SecDef Perry and Gen. Cartwright

Former Secretary of Defense William Perry, a sage on these matters, has summed up the danger: the smaller-yield nuclear arms could make the unthinkable more likely:

They make the weapons seem more usable even if there's no credible plan for how you control escalation.

Gen. James E. Cartwright, retired vice chairman of the Joint Chiefs of Staff and a former SAC commander--who backs "the upgrades" because precise targeting would allow the United States to hold fewer weapons--admits that

what going smaller does is to make the weapon more thinkable

; or

makes the trigger easier to pull but makes the need to pull the trigger less likely.

(sic)

On the contrary, the smaller yields and better targeting could make the arms more tempting to use -- even to use first, rather than in retaliation.

Nuclear Labs

The Energy Department -- whose eight factories and laboratories stay in business by dreaming up these next steps -- is responsible for upgrading the warheads to fit onto some new Air Force delivery system. It argues that this is the fastest way to reduce the nuclear stockpile, promoting the effort as modernize to downsize. Example: The B61 Model 12, a dial-a-yield bomb flight-tested last year in Nevada, that could be fitted onto a hypersonic glide vehicle.

President Obama

President Obama recently demonstrated at the Nuclear Security Summit an awareness of

the potential for ramping up new and more deadly and more effective systems that end up leading to a whole new escalation of the arms race.

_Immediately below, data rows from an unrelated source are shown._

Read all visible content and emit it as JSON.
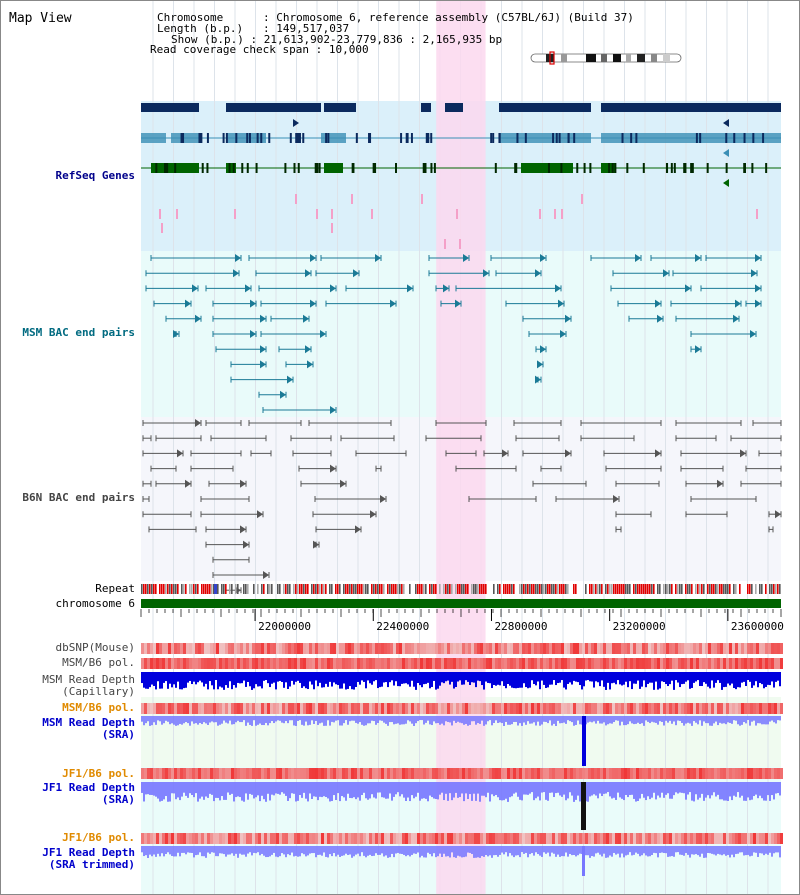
{
  "view_title": "Map View",
  "info": {
    "chromosome_label": "Chromosome",
    "chromosome_value": "Chromosome 6, reference assembly (C57BL/6J) (Build 37)",
    "length_label": "Length (b.p.)",
    "length_value": "149,517,037",
    "show_label": "Show (b.p.)",
    "show_value": "21,613,902-23,779,836 : 2,165,935 bp",
    "coverage_label": "Read coverage check span",
    "coverage_value": "10,000"
  },
  "tracks": {
    "refseq": "RefSeq Genes",
    "msm_bac": "MSM BAC end pairs",
    "b6n_bac": "B6N BAC end pairs",
    "repeat": "Repeat",
    "chromosome": "chromosome 6",
    "dbsnp": "dbSNP(Mouse)",
    "msm_pol": "MSM/B6 pol.",
    "msm_depth_cap_1": "MSM Read Depth",
    "msm_depth_cap_2": "(Capillary)",
    "msm_pol_sra": "MSM/B6 pol.",
    "msm_depth_sra_1": "MSM Read Depth",
    "msm_depth_sra_2": "(SRA)",
    "jf1_pol": "JF1/B6 pol.",
    "jf1_depth_1": "JF1 Read Depth",
    "jf1_depth_2": "(SRA)",
    "jf1_pol_2": "JF1/B6 pol.",
    "jf1_trim_1": "JF1 Read Depth",
    "jf1_trim_2": "(SRA trimmed)"
  },
  "axis": {
    "range_bp": [
      21613902,
      23779836
    ],
    "ticks": [
      "22000000",
      "22400000",
      "22800000",
      "23200000",
      "23600000"
    ],
    "tick_values": [
      22000000,
      22400000,
      22800000,
      23200000,
      23600000
    ]
  },
  "highlight_bp": [
    22613000,
    22780000
  ],
  "colors": {
    "refseq_bg": "#dbf0fa",
    "msm_bg": "#e9fbfa",
    "b6n_bg": "#f5f6fb",
    "highlight": "#fbd8ef",
    "gene_dark": "#0b2a5e",
    "gene_mid": "#3a8fb5",
    "gene_green": "#006400",
    "bac_teal": "#1a7a96",
    "bac_gray": "#555555",
    "chromosome_bar": "#006400",
    "depth_blue": "#0000dd",
    "depth_light": "#7777ff",
    "pol_red": "#e84040"
  }
}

It remains for his Secretary of Defense, Ash Carter, to squash loose Pentagon speculation about such deadly-serious matters.

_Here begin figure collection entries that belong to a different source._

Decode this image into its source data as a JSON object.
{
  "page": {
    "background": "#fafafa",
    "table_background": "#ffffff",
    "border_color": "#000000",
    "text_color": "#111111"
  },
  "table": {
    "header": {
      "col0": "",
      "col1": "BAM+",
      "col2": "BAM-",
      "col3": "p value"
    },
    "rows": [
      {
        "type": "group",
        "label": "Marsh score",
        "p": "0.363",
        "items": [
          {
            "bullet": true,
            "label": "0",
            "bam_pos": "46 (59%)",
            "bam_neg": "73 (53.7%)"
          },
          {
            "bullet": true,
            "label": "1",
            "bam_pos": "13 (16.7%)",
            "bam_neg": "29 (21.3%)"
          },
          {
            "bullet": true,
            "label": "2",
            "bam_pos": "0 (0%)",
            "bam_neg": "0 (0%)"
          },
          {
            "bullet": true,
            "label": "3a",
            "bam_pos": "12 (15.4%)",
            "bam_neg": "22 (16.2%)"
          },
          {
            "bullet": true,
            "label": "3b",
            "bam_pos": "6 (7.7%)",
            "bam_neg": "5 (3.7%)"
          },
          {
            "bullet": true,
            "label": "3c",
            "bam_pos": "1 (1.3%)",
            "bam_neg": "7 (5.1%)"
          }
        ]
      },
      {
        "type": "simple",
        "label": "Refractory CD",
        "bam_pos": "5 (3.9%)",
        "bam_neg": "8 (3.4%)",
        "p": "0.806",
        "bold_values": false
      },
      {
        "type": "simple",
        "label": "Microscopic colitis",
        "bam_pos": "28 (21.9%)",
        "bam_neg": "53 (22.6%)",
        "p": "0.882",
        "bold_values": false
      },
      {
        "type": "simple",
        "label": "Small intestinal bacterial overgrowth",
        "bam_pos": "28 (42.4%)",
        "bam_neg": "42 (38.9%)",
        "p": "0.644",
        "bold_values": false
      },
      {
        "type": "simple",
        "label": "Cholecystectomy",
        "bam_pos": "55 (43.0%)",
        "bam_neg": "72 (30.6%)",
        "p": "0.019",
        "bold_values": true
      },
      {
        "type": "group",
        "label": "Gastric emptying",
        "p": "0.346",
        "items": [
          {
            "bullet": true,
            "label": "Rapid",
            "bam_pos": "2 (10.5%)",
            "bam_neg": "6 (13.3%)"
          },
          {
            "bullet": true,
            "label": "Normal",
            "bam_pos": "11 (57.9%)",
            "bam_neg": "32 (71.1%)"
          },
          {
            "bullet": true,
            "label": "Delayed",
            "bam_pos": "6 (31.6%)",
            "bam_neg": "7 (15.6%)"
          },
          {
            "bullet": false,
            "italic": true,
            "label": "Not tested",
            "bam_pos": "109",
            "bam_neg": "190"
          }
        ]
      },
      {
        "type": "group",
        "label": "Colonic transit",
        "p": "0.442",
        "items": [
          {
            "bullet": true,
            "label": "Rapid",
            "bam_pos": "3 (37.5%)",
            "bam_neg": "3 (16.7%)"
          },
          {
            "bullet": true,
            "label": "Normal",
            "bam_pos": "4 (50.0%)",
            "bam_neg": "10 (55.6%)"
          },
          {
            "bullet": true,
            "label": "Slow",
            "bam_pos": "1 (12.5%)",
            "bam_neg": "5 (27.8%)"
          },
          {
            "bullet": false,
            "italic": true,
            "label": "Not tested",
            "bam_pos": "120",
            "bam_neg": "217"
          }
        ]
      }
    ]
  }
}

This country does not need a new nuclear arms race. We have more than enough, in numbers and variations, to maintain intercontinental strategic deterrence. Of course, communication links between nuclear triad weapons and their guardians need better protection against cyberattack.

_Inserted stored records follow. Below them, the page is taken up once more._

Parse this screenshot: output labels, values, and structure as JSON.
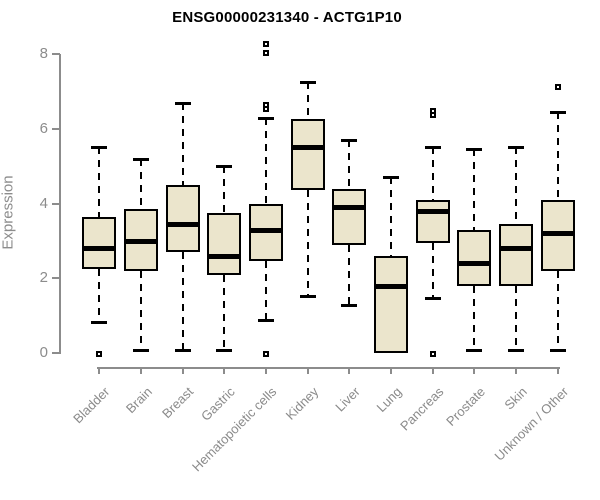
{
  "chart_data": {
    "type": "boxplot",
    "title": "ENSG00000231340 - ACTG1P10",
    "ylabel": "Expression",
    "xlabel": "",
    "ylim": [
      0,
      8
    ],
    "yticks": [
      0,
      2,
      4,
      6,
      8
    ],
    "grid": false,
    "legend": "none",
    "categories": [
      "Bladder",
      "Brain",
      "Breast",
      "Gastric",
      "Hematopoietic cells",
      "Kidney",
      "Liver",
      "Lung",
      "Pancreas",
      "Prostate",
      "Skin",
      "Unknown / Other"
    ],
    "boxes": [
      {
        "category": "Bladder",
        "whisker_low": 0.8,
        "q1": 2.25,
        "median": 2.8,
        "q3": 3.65,
        "whisker_high": 5.5,
        "outliers": [
          0
        ]
      },
      {
        "category": "Brain",
        "whisker_low": 0.05,
        "q1": 2.2,
        "median": 3.0,
        "q3": 3.85,
        "whisker_high": 5.2,
        "outliers": []
      },
      {
        "category": "Breast",
        "whisker_low": 0.05,
        "q1": 2.7,
        "median": 3.45,
        "q3": 4.5,
        "whisker_high": 6.7,
        "outliers": []
      },
      {
        "category": "Gastric",
        "whisker_low": 0.05,
        "q1": 2.1,
        "median": 2.6,
        "q3": 3.75,
        "whisker_high": 5.0,
        "outliers": []
      },
      {
        "category": "Hematopoietic cells",
        "whisker_low": 0.85,
        "q1": 2.45,
        "median": 3.3,
        "q3": 4.0,
        "whisker_high": 6.3,
        "outliers": [
          8.3,
          8.05,
          6.65,
          6.55,
          0
        ]
      },
      {
        "category": "Kidney",
        "whisker_low": 1.5,
        "q1": 4.35,
        "median": 5.5,
        "q3": 6.25,
        "whisker_high": 7.25,
        "outliers": []
      },
      {
        "category": "Liver",
        "whisker_low": 1.25,
        "q1": 2.9,
        "median": 3.9,
        "q3": 4.4,
        "whisker_high": 5.7,
        "outliers": []
      },
      {
        "category": "Lung",
        "whisker_low": 0,
        "q1": 0,
        "median": 1.8,
        "q3": 2.6,
        "whisker_high": 4.7,
        "outliers": []
      },
      {
        "category": "Pancreas",
        "whisker_low": 1.45,
        "q1": 2.95,
        "median": 3.8,
        "q3": 4.1,
        "whisker_high": 5.5,
        "outliers": [
          6.5,
          6.4,
          0
        ]
      },
      {
        "category": "Prostate",
        "whisker_low": 0.05,
        "q1": 1.8,
        "median": 2.4,
        "q3": 3.3,
        "whisker_high": 5.45,
        "outliers": []
      },
      {
        "category": "Skin",
        "whisker_low": 0.05,
        "q1": 1.8,
        "median": 2.8,
        "q3": 3.45,
        "whisker_high": 5.5,
        "outliers": []
      },
      {
        "category": "Unknown / Other",
        "whisker_low": 0.05,
        "q1": 2.2,
        "median": 3.2,
        "q3": 4.1,
        "whisker_high": 6.45,
        "outliers": [
          7.15
        ]
      }
    ],
    "colors": {
      "box_fill": "#EBE5CC",
      "box_border": "#000000",
      "median": "#000000",
      "axis": "#8C8C8C",
      "tick_label": "#8C8C8C",
      "title": "#000000",
      "background": "#FFFFFF"
    }
  }
}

Incidentally, I am opposed to getting rid of all nuclear weapons in the stockpile; but favor yet lower levels of missiles, bombers, and warheads. Under the guise of a deterrence policy ostensibly intended to reduce the centrality of nuclear arms, we must not contribute to a second nuclear age.

Conclusion

At the height of the Cold War, I was a junior official in the International Division of the Bureau of the Budget, Executive Office of the President, next door to the White House. On June 10, 1963, President John Kennedy gave a magnificent speech at American University that launched the successful quest for the first nuclear test ban treaty. It bequeathed to me what became a high calling in my professional life, the avoidance of a nuclear war between the United States and Russia:


War makes no sense in an age when a single nuclear weapon contains almost ten times the explosive force delivered by all of the allied air forces in the Second World War. It makes no sense in an age when the deadly poisons produced by a nuclear exchange would be carried by the wind and water and soil and seed to the far corners of the globe and to generations unborn.

I later served as Executive Director of the U.S. General Advisory Committee on Arms Control, 1978-80; a presidential board that included two NSC advisers -- Gen. Brent Scowcroft and MacGeorge Bundy, Los Alamos director Harold Agnew, and Thomas J. Watson Jr. of IBM as chairman. Over time, I inspected all three legs of the nuclear-armed TRIAD; and visited Russia during the administrations of Jimmy Carter, Ronald Reagan, and George H.W. Bush.